A rural inn somewhere in Japan, in the dead of winter, long ago--it's the setting for a novel that recently flew up the charts at Amazon. Kawabata Yasunari's
Snow Country, you're thinking? No, no, no--it's
The Apprentice by indicted White House official Lewis "Scooter" Libby. After reading about it on
No-sword, I just had to check it out for myself on Amazon. It was ranked in the 300s at the time, though it is back at 11,106 as I write. I was surprised to see it apparently got good reviews, too.
Anyway, even better than the ranking and the reviews is Amazon's Statistically Improbable Phrases (SIPs). I don't know how those are determined, but I am going to go out on a limb and venture that a book's individual text is measured against a massive corpus using some sort of
Markov chain. (If you know what I am talking about, please clue me in because I don't.) Libby's novel's SIPs are:
assistant headman, tiny dancer, man with the pole, mountain trousers, old samurai, lacquer workers, liquid woman, dead hunter, youth hesitated, charcoal maker, youth glanced, yellow fur, man with the club, youth nodded, youth stared, moment the youth, snow wall, young samurai
I think I pretty much get the picture from that.
Then I got to thinking, if I can get a taste of that novel from the SIPs, maybe I should compare it to Kawabata's. Unfortunately, SIPs weren't available for
Snow Country as that novel does not have Amazon's Search Inside feature. They were available for Kawabata's
Thousand Cranes, however:
tea cottage, tea utensils, tea bowl
Wow, minimalist, traditionalist, Japanese. I think this method is on to something. Let's check them against some Murakami Haruki just to test it out.

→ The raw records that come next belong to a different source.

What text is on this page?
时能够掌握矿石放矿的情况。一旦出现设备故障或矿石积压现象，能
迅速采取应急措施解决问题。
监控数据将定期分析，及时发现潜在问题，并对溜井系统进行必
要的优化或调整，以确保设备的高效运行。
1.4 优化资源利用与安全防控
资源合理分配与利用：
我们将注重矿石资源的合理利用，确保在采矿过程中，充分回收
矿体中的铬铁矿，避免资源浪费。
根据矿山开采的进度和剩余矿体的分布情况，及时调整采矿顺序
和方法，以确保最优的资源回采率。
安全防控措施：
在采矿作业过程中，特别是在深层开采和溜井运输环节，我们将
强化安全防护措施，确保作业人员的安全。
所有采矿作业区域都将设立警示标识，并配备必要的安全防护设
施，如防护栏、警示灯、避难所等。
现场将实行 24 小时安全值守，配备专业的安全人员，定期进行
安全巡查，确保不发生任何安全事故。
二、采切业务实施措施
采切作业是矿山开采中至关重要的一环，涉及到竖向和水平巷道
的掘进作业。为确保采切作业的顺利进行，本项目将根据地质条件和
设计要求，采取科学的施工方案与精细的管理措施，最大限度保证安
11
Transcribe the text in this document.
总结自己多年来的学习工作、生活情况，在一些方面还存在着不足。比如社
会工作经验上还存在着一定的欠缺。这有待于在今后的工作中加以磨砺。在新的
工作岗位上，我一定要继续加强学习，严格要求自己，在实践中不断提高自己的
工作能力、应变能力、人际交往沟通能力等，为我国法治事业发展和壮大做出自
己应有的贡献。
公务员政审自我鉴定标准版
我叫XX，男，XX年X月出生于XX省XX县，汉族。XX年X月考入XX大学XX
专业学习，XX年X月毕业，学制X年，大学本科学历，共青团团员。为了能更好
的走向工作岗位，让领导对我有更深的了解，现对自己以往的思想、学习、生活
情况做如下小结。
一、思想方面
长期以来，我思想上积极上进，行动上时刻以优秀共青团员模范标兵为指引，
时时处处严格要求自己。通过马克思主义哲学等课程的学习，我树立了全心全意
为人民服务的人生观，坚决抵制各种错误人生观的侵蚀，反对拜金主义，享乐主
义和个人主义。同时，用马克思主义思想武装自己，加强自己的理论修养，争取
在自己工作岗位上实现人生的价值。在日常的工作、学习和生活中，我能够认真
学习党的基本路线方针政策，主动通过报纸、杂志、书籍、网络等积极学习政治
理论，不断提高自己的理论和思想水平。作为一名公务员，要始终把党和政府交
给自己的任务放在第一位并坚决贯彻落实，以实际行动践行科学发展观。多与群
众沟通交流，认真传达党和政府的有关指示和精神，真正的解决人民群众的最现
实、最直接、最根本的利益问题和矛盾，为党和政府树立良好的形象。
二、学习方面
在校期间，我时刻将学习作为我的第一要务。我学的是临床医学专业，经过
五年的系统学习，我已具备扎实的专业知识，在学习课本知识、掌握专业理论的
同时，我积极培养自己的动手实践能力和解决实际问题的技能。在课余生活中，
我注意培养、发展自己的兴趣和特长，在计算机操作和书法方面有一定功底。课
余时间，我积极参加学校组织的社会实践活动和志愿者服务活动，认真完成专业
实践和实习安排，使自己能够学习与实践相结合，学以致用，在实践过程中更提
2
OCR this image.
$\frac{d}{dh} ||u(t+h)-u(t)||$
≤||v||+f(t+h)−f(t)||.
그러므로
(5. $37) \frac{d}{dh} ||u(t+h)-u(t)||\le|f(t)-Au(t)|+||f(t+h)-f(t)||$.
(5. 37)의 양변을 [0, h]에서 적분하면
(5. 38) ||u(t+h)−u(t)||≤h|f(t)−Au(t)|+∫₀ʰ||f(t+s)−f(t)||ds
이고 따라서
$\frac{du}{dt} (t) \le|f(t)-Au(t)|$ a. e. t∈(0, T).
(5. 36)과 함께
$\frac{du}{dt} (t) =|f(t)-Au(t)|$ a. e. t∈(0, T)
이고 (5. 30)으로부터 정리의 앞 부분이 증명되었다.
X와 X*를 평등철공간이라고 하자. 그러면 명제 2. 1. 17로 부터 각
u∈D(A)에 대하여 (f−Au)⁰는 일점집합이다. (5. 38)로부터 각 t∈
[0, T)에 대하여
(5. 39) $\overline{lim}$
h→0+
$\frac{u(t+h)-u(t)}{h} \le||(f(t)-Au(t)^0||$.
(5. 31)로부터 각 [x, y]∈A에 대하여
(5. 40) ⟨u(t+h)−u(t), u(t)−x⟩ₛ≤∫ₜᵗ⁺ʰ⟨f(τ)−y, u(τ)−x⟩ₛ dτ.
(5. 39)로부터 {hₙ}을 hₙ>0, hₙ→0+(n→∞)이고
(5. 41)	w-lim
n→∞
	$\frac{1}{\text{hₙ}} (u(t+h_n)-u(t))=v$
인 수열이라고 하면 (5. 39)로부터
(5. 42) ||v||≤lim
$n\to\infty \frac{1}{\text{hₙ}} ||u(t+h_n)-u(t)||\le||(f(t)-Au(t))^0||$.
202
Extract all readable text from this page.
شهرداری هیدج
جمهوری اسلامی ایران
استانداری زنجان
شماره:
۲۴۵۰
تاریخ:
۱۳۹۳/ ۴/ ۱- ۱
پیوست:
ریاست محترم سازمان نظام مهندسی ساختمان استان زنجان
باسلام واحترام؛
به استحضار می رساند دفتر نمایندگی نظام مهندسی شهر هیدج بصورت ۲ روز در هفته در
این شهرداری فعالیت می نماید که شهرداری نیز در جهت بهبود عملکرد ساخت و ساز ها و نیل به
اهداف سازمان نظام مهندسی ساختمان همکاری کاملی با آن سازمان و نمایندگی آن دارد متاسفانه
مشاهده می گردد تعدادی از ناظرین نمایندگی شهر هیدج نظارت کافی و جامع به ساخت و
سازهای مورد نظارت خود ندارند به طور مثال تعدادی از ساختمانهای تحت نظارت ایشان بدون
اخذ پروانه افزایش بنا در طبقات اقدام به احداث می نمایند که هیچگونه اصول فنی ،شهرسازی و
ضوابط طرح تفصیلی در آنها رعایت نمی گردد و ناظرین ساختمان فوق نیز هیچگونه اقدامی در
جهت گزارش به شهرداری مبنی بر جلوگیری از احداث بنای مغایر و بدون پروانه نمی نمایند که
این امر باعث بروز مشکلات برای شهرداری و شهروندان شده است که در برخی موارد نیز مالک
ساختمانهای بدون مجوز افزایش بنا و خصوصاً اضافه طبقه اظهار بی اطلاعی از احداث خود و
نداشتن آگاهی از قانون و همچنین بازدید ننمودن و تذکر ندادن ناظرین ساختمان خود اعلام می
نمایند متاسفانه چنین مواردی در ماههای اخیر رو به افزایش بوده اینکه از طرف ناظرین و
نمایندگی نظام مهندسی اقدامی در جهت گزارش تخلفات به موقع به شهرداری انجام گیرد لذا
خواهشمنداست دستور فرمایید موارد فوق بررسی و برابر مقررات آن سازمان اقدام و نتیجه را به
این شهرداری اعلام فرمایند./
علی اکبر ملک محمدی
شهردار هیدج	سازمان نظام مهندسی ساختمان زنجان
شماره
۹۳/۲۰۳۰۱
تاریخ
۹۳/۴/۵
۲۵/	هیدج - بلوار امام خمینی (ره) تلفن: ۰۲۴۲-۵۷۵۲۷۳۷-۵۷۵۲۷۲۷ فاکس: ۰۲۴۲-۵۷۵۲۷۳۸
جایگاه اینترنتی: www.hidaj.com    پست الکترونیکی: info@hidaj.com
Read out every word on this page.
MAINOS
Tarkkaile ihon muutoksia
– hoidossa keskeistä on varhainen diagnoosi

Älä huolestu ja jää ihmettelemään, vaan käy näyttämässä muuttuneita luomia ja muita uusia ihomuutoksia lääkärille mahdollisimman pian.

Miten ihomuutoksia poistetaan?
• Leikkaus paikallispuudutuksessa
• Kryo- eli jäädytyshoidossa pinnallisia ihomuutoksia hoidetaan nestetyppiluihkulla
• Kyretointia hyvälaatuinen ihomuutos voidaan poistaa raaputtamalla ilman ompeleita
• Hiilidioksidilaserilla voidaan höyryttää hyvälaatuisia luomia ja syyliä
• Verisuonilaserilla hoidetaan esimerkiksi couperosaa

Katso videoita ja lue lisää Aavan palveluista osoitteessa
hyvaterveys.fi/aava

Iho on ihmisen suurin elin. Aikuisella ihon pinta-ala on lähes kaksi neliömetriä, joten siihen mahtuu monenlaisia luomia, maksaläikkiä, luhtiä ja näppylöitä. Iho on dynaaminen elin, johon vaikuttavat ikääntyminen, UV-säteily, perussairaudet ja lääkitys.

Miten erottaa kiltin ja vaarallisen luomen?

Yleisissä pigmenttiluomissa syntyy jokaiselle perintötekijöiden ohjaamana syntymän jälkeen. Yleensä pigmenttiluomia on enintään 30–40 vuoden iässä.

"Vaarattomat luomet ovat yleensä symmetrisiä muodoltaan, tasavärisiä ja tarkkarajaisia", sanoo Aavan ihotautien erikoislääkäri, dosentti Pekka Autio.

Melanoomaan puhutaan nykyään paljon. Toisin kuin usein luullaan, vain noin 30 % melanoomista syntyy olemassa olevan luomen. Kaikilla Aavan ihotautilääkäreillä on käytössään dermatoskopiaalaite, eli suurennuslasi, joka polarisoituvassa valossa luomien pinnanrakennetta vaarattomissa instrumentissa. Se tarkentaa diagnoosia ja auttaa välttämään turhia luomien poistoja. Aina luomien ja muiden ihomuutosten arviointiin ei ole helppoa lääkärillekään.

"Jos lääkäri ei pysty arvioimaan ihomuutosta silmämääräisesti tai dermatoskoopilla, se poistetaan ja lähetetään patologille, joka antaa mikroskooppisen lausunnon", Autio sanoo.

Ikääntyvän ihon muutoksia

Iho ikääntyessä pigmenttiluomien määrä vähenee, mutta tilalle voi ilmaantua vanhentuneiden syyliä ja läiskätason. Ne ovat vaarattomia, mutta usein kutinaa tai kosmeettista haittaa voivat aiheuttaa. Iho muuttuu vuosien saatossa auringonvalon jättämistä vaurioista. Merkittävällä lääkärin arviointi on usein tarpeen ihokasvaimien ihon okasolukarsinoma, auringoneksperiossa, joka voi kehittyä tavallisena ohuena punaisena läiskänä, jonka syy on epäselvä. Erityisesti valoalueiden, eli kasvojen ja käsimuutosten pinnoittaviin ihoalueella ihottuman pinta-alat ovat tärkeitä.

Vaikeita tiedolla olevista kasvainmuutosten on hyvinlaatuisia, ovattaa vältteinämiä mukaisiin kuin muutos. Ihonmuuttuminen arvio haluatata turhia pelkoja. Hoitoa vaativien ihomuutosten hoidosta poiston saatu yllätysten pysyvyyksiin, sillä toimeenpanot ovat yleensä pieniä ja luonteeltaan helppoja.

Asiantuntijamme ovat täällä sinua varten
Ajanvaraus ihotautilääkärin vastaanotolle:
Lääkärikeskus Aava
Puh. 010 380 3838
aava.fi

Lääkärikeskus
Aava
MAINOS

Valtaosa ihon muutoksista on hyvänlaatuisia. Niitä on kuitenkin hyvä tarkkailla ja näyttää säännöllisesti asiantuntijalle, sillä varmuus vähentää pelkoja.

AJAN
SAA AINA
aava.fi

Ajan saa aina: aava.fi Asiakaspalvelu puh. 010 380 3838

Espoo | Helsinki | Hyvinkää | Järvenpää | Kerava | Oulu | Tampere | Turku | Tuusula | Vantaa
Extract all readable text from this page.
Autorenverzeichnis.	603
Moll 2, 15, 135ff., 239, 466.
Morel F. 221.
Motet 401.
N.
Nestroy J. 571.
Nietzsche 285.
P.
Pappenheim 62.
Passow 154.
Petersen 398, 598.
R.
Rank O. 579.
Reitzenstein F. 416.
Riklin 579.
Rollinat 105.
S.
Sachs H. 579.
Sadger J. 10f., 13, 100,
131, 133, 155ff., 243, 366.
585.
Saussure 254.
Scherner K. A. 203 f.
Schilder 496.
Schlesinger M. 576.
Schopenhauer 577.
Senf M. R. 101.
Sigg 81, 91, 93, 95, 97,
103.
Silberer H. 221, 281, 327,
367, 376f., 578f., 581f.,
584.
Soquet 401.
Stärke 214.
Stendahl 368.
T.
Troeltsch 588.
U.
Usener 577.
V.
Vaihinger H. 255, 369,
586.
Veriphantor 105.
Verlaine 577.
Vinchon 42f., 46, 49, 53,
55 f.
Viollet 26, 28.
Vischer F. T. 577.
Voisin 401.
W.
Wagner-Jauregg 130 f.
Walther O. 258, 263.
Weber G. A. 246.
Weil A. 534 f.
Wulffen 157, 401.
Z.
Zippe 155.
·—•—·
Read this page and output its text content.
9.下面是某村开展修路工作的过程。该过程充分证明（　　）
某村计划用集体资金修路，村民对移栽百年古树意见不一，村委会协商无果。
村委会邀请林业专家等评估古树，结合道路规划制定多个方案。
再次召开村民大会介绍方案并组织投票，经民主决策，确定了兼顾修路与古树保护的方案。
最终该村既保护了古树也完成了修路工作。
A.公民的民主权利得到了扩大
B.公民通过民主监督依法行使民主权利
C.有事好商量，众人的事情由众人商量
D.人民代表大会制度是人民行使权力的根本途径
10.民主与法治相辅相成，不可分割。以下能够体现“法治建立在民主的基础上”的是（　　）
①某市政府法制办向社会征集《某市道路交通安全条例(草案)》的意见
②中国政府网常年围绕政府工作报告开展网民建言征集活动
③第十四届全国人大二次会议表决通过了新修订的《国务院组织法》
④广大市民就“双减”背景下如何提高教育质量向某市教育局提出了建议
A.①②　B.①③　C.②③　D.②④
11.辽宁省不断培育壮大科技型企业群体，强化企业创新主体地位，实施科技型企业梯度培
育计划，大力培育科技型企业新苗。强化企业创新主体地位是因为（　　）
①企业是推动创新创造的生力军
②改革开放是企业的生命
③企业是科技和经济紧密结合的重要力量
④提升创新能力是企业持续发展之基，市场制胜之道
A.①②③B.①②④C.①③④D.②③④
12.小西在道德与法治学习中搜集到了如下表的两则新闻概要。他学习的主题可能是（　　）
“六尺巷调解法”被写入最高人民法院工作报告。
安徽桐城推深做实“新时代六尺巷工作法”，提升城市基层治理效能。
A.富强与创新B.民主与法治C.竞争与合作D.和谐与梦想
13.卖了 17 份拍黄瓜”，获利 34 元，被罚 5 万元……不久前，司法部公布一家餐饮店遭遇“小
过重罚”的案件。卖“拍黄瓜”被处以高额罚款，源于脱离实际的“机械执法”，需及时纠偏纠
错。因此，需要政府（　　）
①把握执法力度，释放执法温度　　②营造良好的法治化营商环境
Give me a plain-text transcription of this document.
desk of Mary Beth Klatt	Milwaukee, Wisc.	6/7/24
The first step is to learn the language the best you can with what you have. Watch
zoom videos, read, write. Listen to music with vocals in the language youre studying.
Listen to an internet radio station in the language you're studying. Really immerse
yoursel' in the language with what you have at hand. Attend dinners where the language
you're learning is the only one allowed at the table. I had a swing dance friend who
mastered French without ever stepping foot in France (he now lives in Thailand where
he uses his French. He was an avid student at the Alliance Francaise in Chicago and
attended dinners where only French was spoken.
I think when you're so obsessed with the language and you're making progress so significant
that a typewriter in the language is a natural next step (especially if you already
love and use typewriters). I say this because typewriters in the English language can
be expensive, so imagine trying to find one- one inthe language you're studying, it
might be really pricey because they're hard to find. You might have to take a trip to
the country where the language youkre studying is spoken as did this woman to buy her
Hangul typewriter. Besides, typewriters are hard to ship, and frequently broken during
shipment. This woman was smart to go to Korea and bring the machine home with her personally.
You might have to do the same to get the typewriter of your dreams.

Wind-Up Bird Chronicle's SIPs:
man with the guitar case, vinyl hat, rice pudding mix, macaroni gratin, ward pool, wig company, duck people, shoe cabinet, wig factory, hanging house, bird sculpture, telephone woman, cooking spaghetti, vacant house
Mundane food items? Check. Surrealism? Check. ("Duck people"?) Perfect. I don't remember if there really were duck people in the novel, but this list smells like Murakami to me.
But let's use this to save some time and read some massive works in, say, 10 seconds or so. I love this one:
The Tale of Genji's SIPs: saffron flower. Yep, that's it. "Evocative," no?
How about those massive Chinese novels?
Journey to the West (vol. 2-- 1 was unavailable): hooped rod, two little fiends, auspicious luminosity, poled the luggage, travel rescript certified, vast magic powers, his muckrake, brazen ape, white jade steps, cloudy luminosity, subdue the fiend, his iron rod, great snow fall, ginseng fruits, bronze mallet, various fiends, iguana dragon, preparatory mass, steel crop, immaculate vase, our rescript, treasure staff, gloomy complexion, testimonial poem, reverted cinnabar. Could you give a better summary in 4 lines or so?
Romance of the Three Kingdoms: bade the lictors, whirling his sword, bade the executioners, score bouts, assembled his officers, van leader, wooden oxen, own ravine, hundred bouts, forty legions, twenty legions, ten legions, five legions, thirty legions, small chariot, half legion, great shouting, golden axes, double marches, his steed, few bouts, silken bag, third bout, few horsemen, late ruler "Bade the lictors?" I think this one is telling us more about the translator than the work itself, but all those legions and chariots give us an idea.
The last volume of
Dream of the Red Mansions: junior maids, outer study, provincial posting, thousand taels, hundred taels, other maids, inner apartments. Lots of people, lots of money, big place. But here, we get a better picture from CAPs, Capitalized Phrases: Lady Xing, Old Ladyship, Rong-guo House, Cousin Zhen, Sir Zheng, Bao Yong, Jia Rong, Their Ladyships, Grannie Liu, Jia Yu-cun, Zhen Bao-yu, Steward Lin, Aunt Zhao, Miss Lin, Sister Adamantina, Prospect Garden, Green Bower Hermitage, Board of Punishments, Grain Intendant, Miss Xi-chun, Prince of Bei-jing, Master Bao, Jia Bao-yu, Board of Works, Commissioner Zhao. A bunch of names, family members, a touch of religion, and punishment. That's the Dream of Red Mansions for you.
Sum up Confucian thought as portrayed in the
Analects in 10 words: accordance with the rites, ceremonial cap, benevolent man, loving learning. Thanks, Amazon!
There's an old Woody Allen joke... "I took a speed-reading course and read War and Peace in an hour. It was about some Russians."